Dick Cheney- Corporate Criminal

Former Enron Chief’s Indictment Raises More Questions About Energy Task Force

Judicial Watch Urges Bush Administration To Release Documents From Vice President’s Energy Task Force

(Washington, D.C.) Judicial Watch, the public interest group that investigates and prosecutes government corruption, again called on the Bush administration to release documents from the Energy Task Force in the wake of today’s indictment of former Enron chief Ken Lay on criminal charges related to the collapse of the energy company.

The White House has admitted that Mr. Lay met with Vice President Cheney and the Energy Task Force at least six times in 2001. After learning about those meetings and about the participation in task force deliberations of other energy company officials, Judicial Watch requested access to and documents from the meetings under the Federal Advisory Committee Act (“open meetings” law). When it was denied, Judicial Watch brought a lawsuit against the Vice President and the task force to extract information about the meetings.

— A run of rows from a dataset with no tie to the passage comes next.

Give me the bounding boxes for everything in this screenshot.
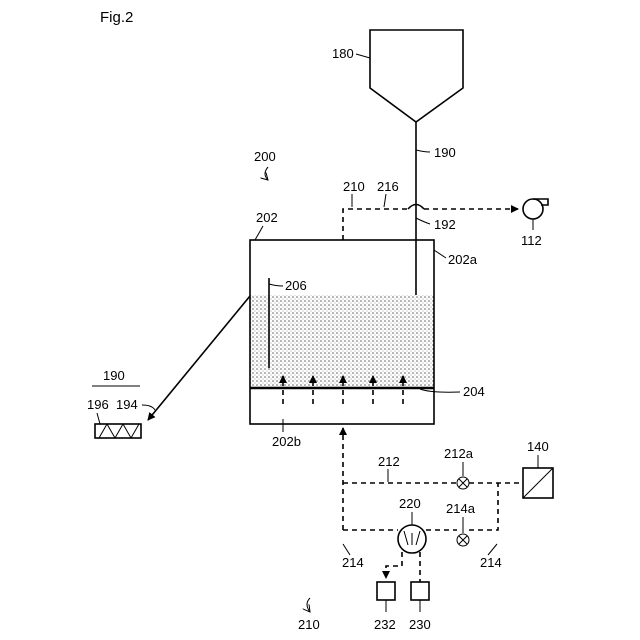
box-232 bbox=[377, 582, 395, 600]
label-214-right: 214 bbox=[480, 555, 502, 570]
label-190: 190 bbox=[434, 145, 456, 160]
pump-220-icon bbox=[398, 525, 426, 553]
leader-180 bbox=[356, 54, 370, 58]
source-140-icon bbox=[523, 468, 553, 498]
label-206: 206 bbox=[285, 278, 307, 293]
screw-conveyor-icon bbox=[95, 424, 141, 438]
label-194: 194 bbox=[116, 397, 138, 412]
leader-214-left bbox=[343, 544, 350, 555]
label-220: 220 bbox=[399, 496, 421, 511]
leader-190 bbox=[416, 150, 430, 152]
valve-212a-icon bbox=[457, 477, 469, 489]
leader-216 bbox=[384, 194, 386, 207]
label-200: 200 bbox=[254, 149, 276, 164]
exhaust-line bbox=[343, 209, 518, 240]
label-conveyor-190: 190 bbox=[103, 368, 125, 383]
label-214-left: 214 bbox=[342, 555, 364, 570]
valve-214a-icon bbox=[457, 534, 469, 546]
label-214a: 214a bbox=[446, 501, 476, 516]
label-230: 230 bbox=[409, 617, 431, 632]
label-202a: 202a bbox=[448, 252, 478, 267]
leader-194 bbox=[142, 405, 155, 410]
bed-region bbox=[250, 295, 434, 387]
label-210-top: 210 bbox=[343, 179, 365, 194]
label-216: 216 bbox=[377, 179, 399, 194]
label-232: 232 bbox=[374, 617, 396, 632]
box-230 bbox=[411, 582, 429, 600]
label-180: 180 bbox=[332, 46, 354, 61]
label-210-bottom: 210 bbox=[298, 617, 320, 632]
label-212a: 212a bbox=[444, 446, 474, 461]
feed-to-232 bbox=[386, 552, 402, 578]
label-192: 192 bbox=[434, 217, 456, 232]
leader-214-right bbox=[488, 544, 497, 555]
label-202b: 202b bbox=[272, 434, 301, 449]
label-204: 204 bbox=[463, 384, 485, 399]
leader-196 bbox=[97, 413, 100, 424]
leader-192 bbox=[416, 218, 430, 224]
discharge-line bbox=[148, 296, 250, 420]
blower-112-icon bbox=[523, 199, 548, 219]
label-212: 212 bbox=[378, 454, 400, 469]
label-196: 196 bbox=[87, 397, 109, 412]
leader-206 bbox=[269, 284, 283, 286]
leader-210-bottom bbox=[307, 598, 310, 612]
leader-202 bbox=[255, 226, 263, 240]
leader-204 bbox=[420, 389, 460, 392]
leader-200 bbox=[265, 167, 268, 180]
label-140: 140 bbox=[527, 439, 549, 454]
leader-202a bbox=[434, 250, 446, 258]
hopper-180 bbox=[370, 30, 463, 122]
label-112: 112 bbox=[521, 233, 542, 248]
label-202: 202 bbox=[256, 210, 278, 225]
figure-title: Fig.2 bbox=[100, 9, 133, 26]
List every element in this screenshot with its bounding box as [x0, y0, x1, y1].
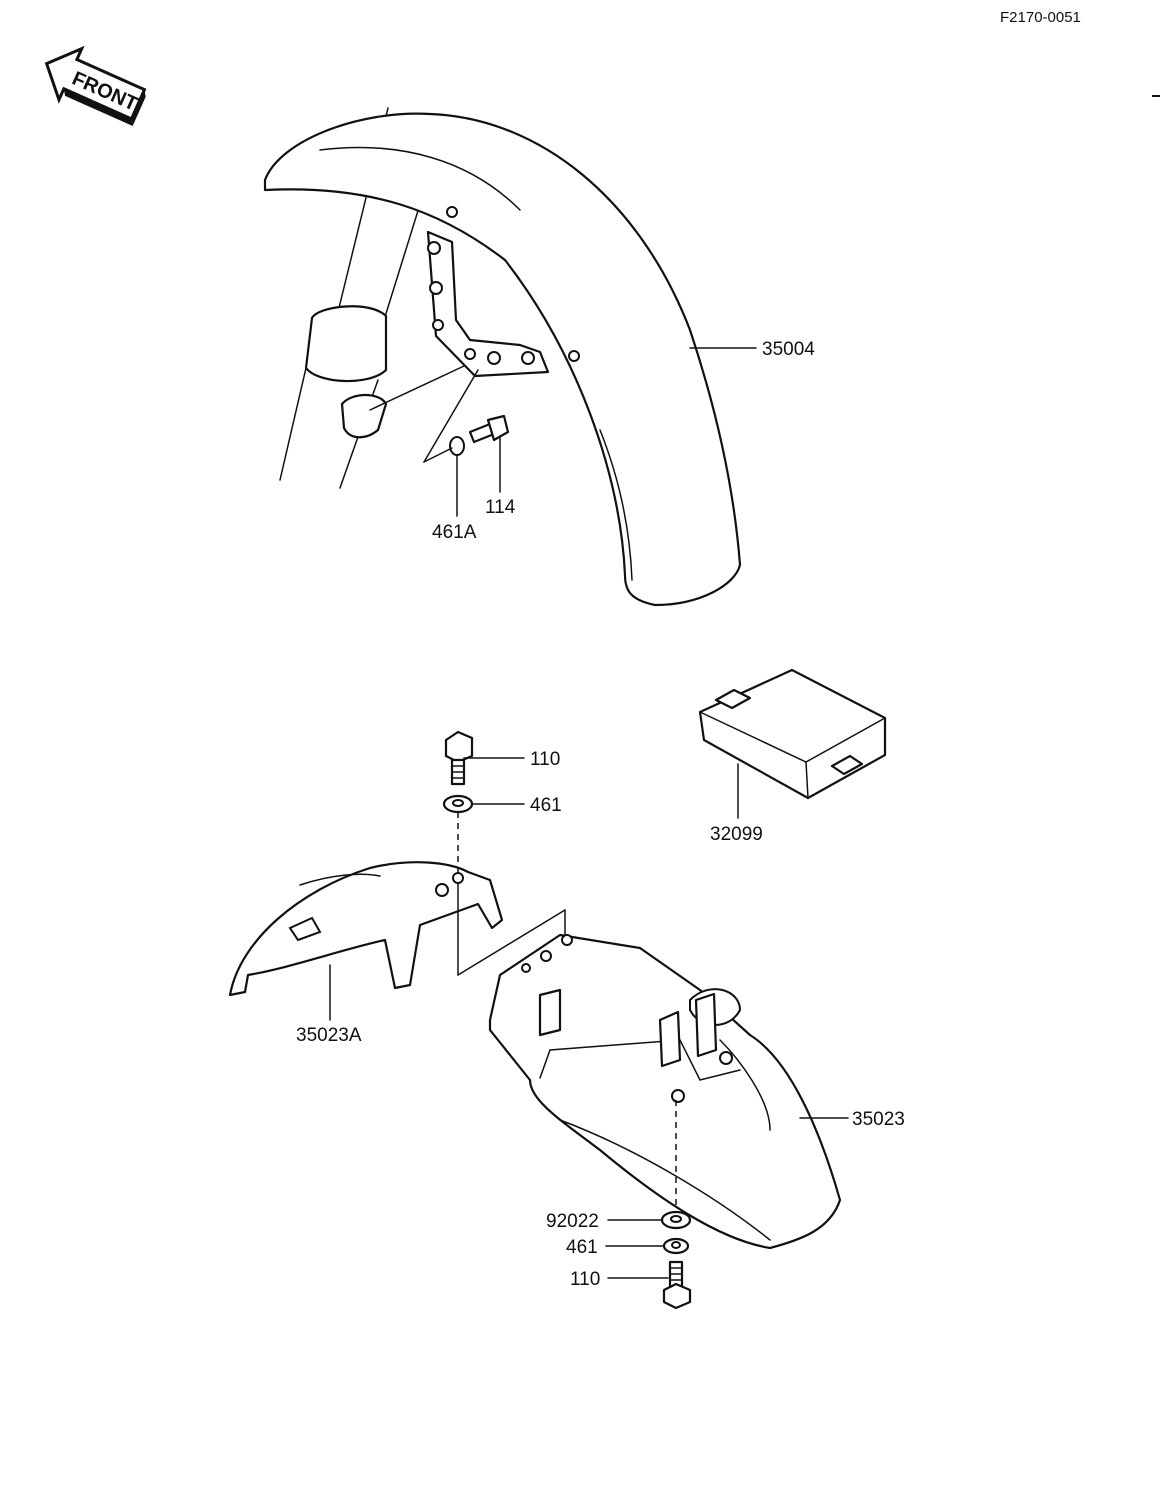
callout-110-upper: 110 [530, 749, 560, 770]
front-fork [279, 107, 441, 489]
callout-110-lower: 110 [570, 1269, 600, 1290]
upper-washer-icon [442, 794, 474, 814]
front-fender [263, 112, 742, 607]
callout-461-upper: 461 [530, 795, 562, 816]
front-bolt-icon [468, 414, 510, 444]
callout-461a: 461A [432, 522, 477, 543]
callout-32099: 32099 [710, 824, 763, 845]
lower-washer-large-icon [660, 1210, 692, 1230]
figure-code: F2170-0051 [1000, 9, 1081, 26]
callout-461-lower: 461 [566, 1237, 598, 1258]
front-washer-icon [449, 436, 465, 456]
callout-35023: 35023 [852, 1109, 905, 1130]
callout-114: 114 [485, 497, 516, 518]
lower-washer-icon [662, 1237, 690, 1255]
callout-35004: 35004 [762, 339, 815, 360]
leader-lines [329, 347, 849, 1279]
callout-92022: 92022 [546, 1211, 599, 1232]
tool-kit-icon [698, 668, 887, 800]
rear-fender [488, 933, 842, 1250]
lower-bolt-icon [662, 1260, 692, 1310]
callout-35023a: 35023A [296, 1025, 362, 1046]
front-direction-badge: FRONT [44, 45, 147, 126]
upper-bolt-icon [444, 730, 474, 786]
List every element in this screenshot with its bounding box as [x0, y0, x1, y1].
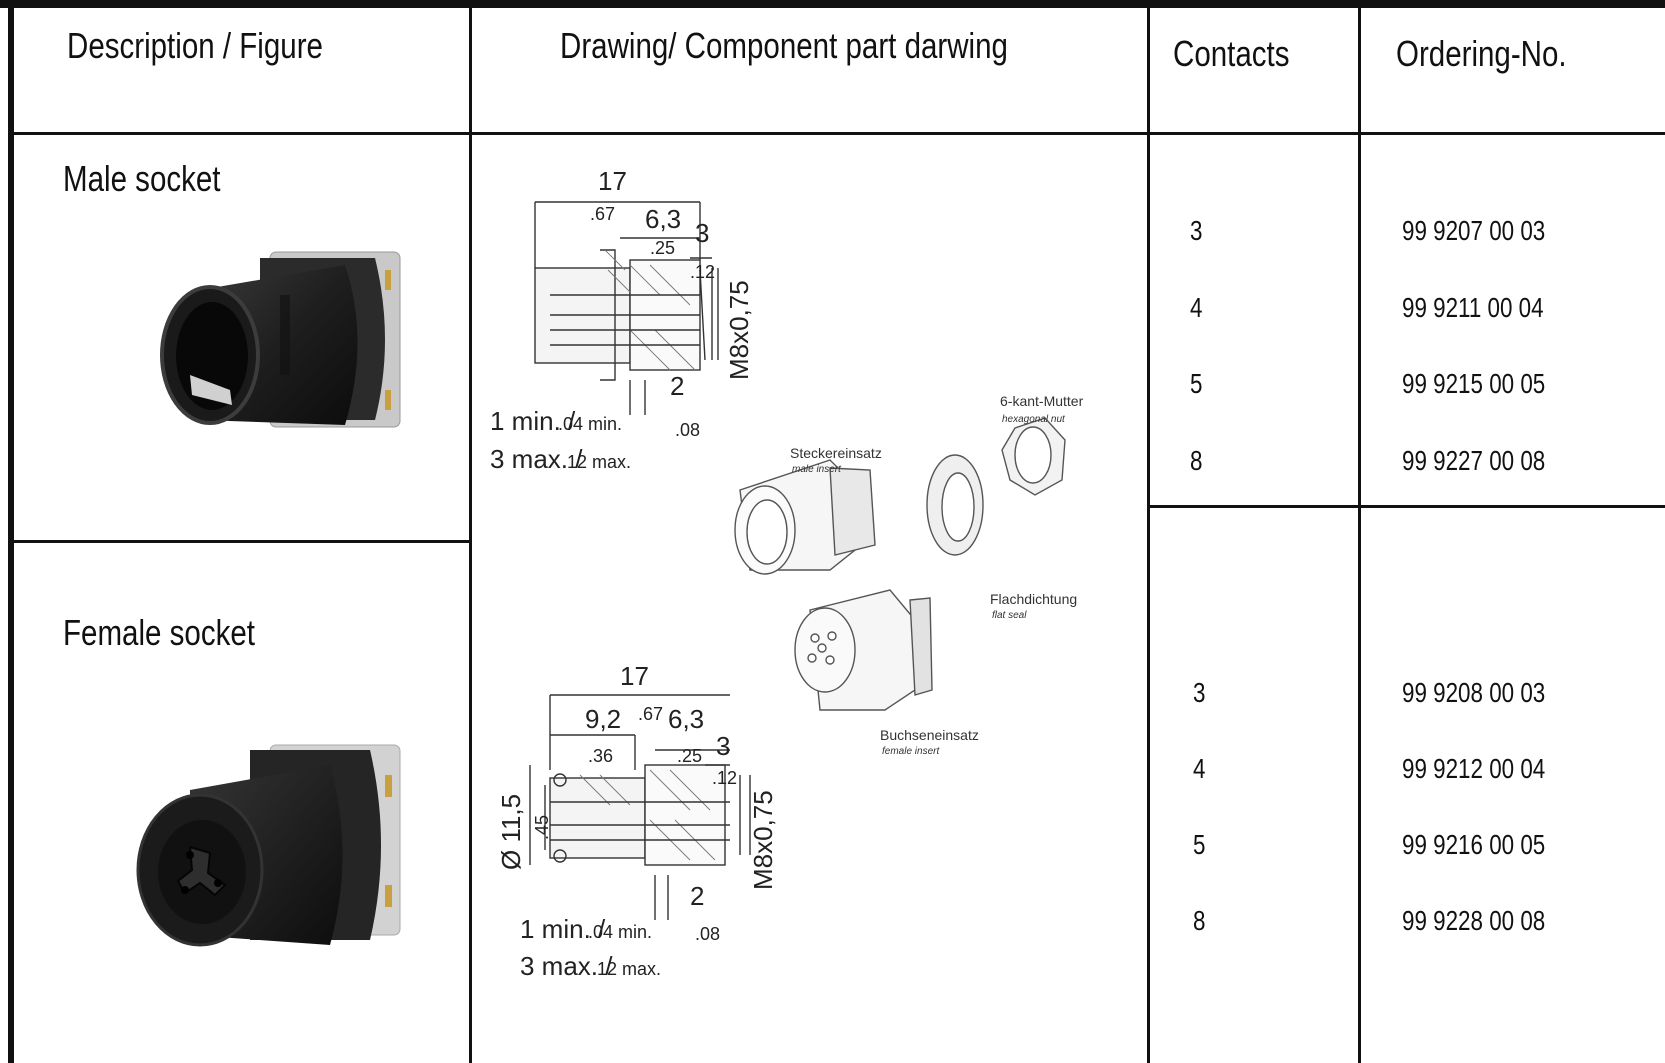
female-dim-17: 17	[620, 661, 649, 691]
male-contacts-1: 4	[1190, 292, 1203, 323]
label-male-insert-en: male insert	[792, 464, 842, 475]
male-dim-67: .67	[590, 204, 615, 224]
female-ordering-1: 99 9212 00 04	[1402, 753, 1546, 784]
female-dim-25: .25	[677, 746, 702, 766]
female-dim-dia: Ø 11,5	[496, 794, 526, 870]
male-socket-photo	[160, 251, 401, 428]
female-dim-08: .08	[695, 924, 720, 944]
label-male-insert: Steckereinsatz	[790, 445, 882, 461]
female-max: 3 max. /	[520, 951, 613, 981]
male-dim-63: 6,3	[645, 204, 681, 234]
label-flat-seal: Flachdichtung	[990, 591, 1077, 607]
male-max-in: .12 max.	[562, 452, 631, 472]
label-hexnut: 6-kant-Mutter	[1000, 393, 1084, 409]
male-thread: M8x0,75	[724, 280, 754, 380]
male-dim-12: .12	[690, 262, 715, 282]
female-dim-3: 3	[716, 731, 730, 761]
header-drawing: Drawing/ Component part darwing	[560, 25, 1008, 66]
female-ordering-3: 99 9228 00 08	[1402, 905, 1546, 936]
male-contacts-0: 3	[1190, 215, 1203, 246]
row-label-male: Male socket	[63, 158, 221, 199]
female-socket-photo	[136, 744, 401, 947]
header-ordering: Ordering-No.	[1396, 33, 1567, 74]
male-dim-08: .08	[675, 420, 700, 440]
female-thread: M8x0,75	[748, 790, 778, 890]
male-dim-3: 3	[695, 218, 709, 248]
row-divider-desc	[8, 540, 471, 543]
male-dim-25: .25	[650, 238, 675, 258]
table-top-border	[0, 0, 1665, 8]
female-contacts-3: 8	[1193, 905, 1206, 936]
row-label-female: Female socket	[63, 612, 255, 653]
female-dim-67: .67	[638, 704, 663, 724]
female-contacts-0: 3	[1193, 677, 1206, 708]
male-contacts-3: 8	[1190, 445, 1203, 476]
female-contacts-1: 4	[1193, 753, 1206, 784]
female-dim-36: .36	[588, 746, 613, 766]
female-dim-92: 9,2	[585, 704, 621, 734]
label-female-insert: Buchseneinsatz	[880, 727, 979, 743]
label-hexnut-en: hexagonal nut	[1002, 414, 1066, 425]
male-contacts-2: 5	[1190, 368, 1203, 399]
female-ordering-0: 99 9208 00 03	[1402, 677, 1546, 708]
col-divider-2	[1147, 8, 1150, 1063]
male-min: 1 min. /	[490, 406, 576, 436]
technical-drawing: 17 .67 6,3 3 .25 .12 M8x0,75 2 .08 1 min…	[490, 166, 1084, 981]
table-left-border	[8, 0, 14, 1063]
female-contacts-2: 5	[1193, 829, 1206, 860]
male-max: 3 max. /	[490, 444, 583, 474]
row-divider-contacts	[1147, 505, 1665, 508]
col-divider-1	[469, 8, 472, 1063]
male-dim-17: 17	[598, 166, 627, 196]
female-dim-12: .12	[712, 768, 737, 788]
male-ordering-2: 99 9215 00 05	[1402, 368, 1546, 399]
female-max-in: .12 max.	[592, 959, 661, 979]
male-ordering-0: 99 9207 00 03	[1402, 215, 1546, 246]
female-dim-2: 2	[690, 881, 704, 911]
col-divider-3	[1358, 8, 1361, 1063]
female-min-in: .04 min.	[588, 922, 652, 942]
female-ordering-2: 99 9216 00 05	[1402, 829, 1546, 860]
female-dim-63: 6,3	[668, 704, 704, 734]
female-dim-45: .45	[532, 815, 552, 840]
female-min: 1 min. /	[520, 914, 606, 944]
label-female-insert-en: female insert	[882, 746, 940, 757]
header-description: Description / Figure	[67, 25, 323, 66]
header-contacts: Contacts	[1173, 33, 1290, 74]
male-min-in: .04 min.	[558, 414, 622, 434]
label-flat-seal-en: flat seal	[992, 610, 1027, 621]
male-ordering-3: 99 9227 00 08	[1402, 445, 1546, 476]
male-dim-2: 2	[670, 371, 684, 401]
male-ordering-1: 99 9211 00 04	[1402, 292, 1544, 323]
header-bottom-border	[8, 132, 1665, 135]
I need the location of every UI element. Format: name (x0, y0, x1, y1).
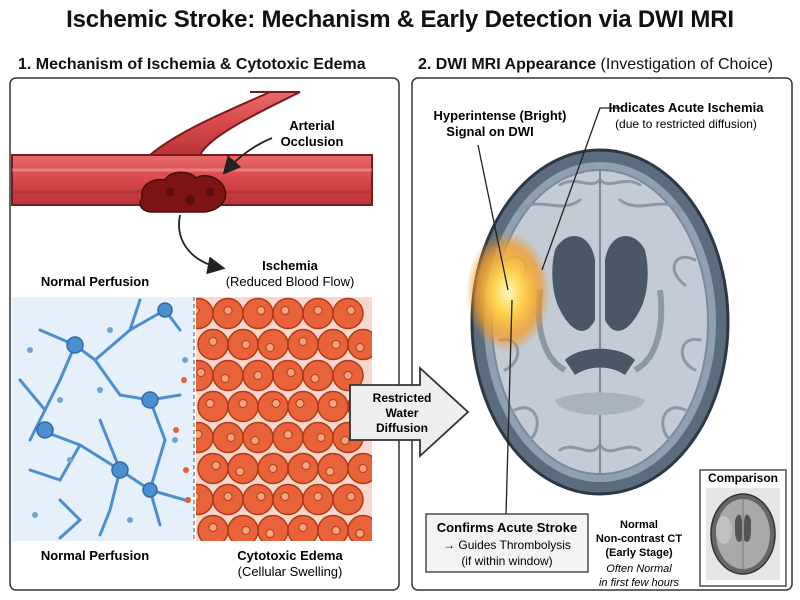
confirms-line-1: → Guides Thrombolysis (443, 538, 571, 552)
cell-nucleus (226, 433, 236, 442)
neuron-cell (141, 391, 159, 409)
edema-region (196, 297, 372, 541)
confirms-title: Confirms Acute Stroke (437, 520, 577, 535)
label-hyperintense-2: Signal on DWI (446, 124, 533, 139)
label-hyperintense-1: Hyperintense (Bright) (434, 108, 567, 123)
pointer-acute-ischemia (541, 107, 622, 271)
label-ischemia-sub: (Reduced Blood Flow) (226, 274, 355, 289)
cell-nucleus (196, 430, 203, 439)
cell-nucleus (241, 340, 251, 349)
cell-nucleus (331, 340, 341, 349)
cell-nucleus (325, 467, 335, 476)
dwi-lesion (466, 232, 550, 352)
label-acute-ischemia-sub: (due to restricted diffusion) (615, 117, 757, 131)
cell-nucleus (223, 306, 233, 315)
neuron-cell (36, 421, 54, 439)
ct-note-1: Often Normal (606, 563, 672, 575)
cell-nucleus (355, 343, 365, 352)
cell-nucleus (331, 526, 341, 535)
cell-nucleus (280, 492, 290, 501)
cell-nucleus (298, 523, 308, 532)
cell-nucleus (286, 368, 296, 377)
brain-mri-illustration (466, 148, 730, 496)
cell-nucleus (340, 436, 350, 445)
cell-nucleus (346, 306, 356, 315)
cell-nucleus (196, 306, 200, 315)
cell-nucleus (355, 529, 365, 538)
label-cytotoxic-edema: Cytotoxic Edema (237, 548, 343, 563)
cell-nucleus (313, 306, 323, 315)
cell-nucleus (298, 337, 308, 346)
cell-nucleus (205, 399, 215, 408)
neuron-region (12, 297, 194, 541)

A U.S. District Court ordered the Bush administration to turn over task force documents, or assert executive privilege. The administration appealed the case to the U.S. Supreme Court, which in June ruled that the U.S. Court of Appeals for the District of Columbia Circuit should determine whether the federal open meetings law can be used to obtain records and information from the Energy Task Force.

“The criminal indictment of Ken Lay raises more questions about the nature of the Energy Task Force meetings and about the Bush administration’s extraordinary legal efforts to prevent the release of information about meetings with Mr. Lay and others,” said Judicial Watch President Tom Fitton. “Mr. Lay is under indictment, and the Bush administration is stonewalling inquiries into its contacts with him. What is the Bush administration hiding about Ken Lay?”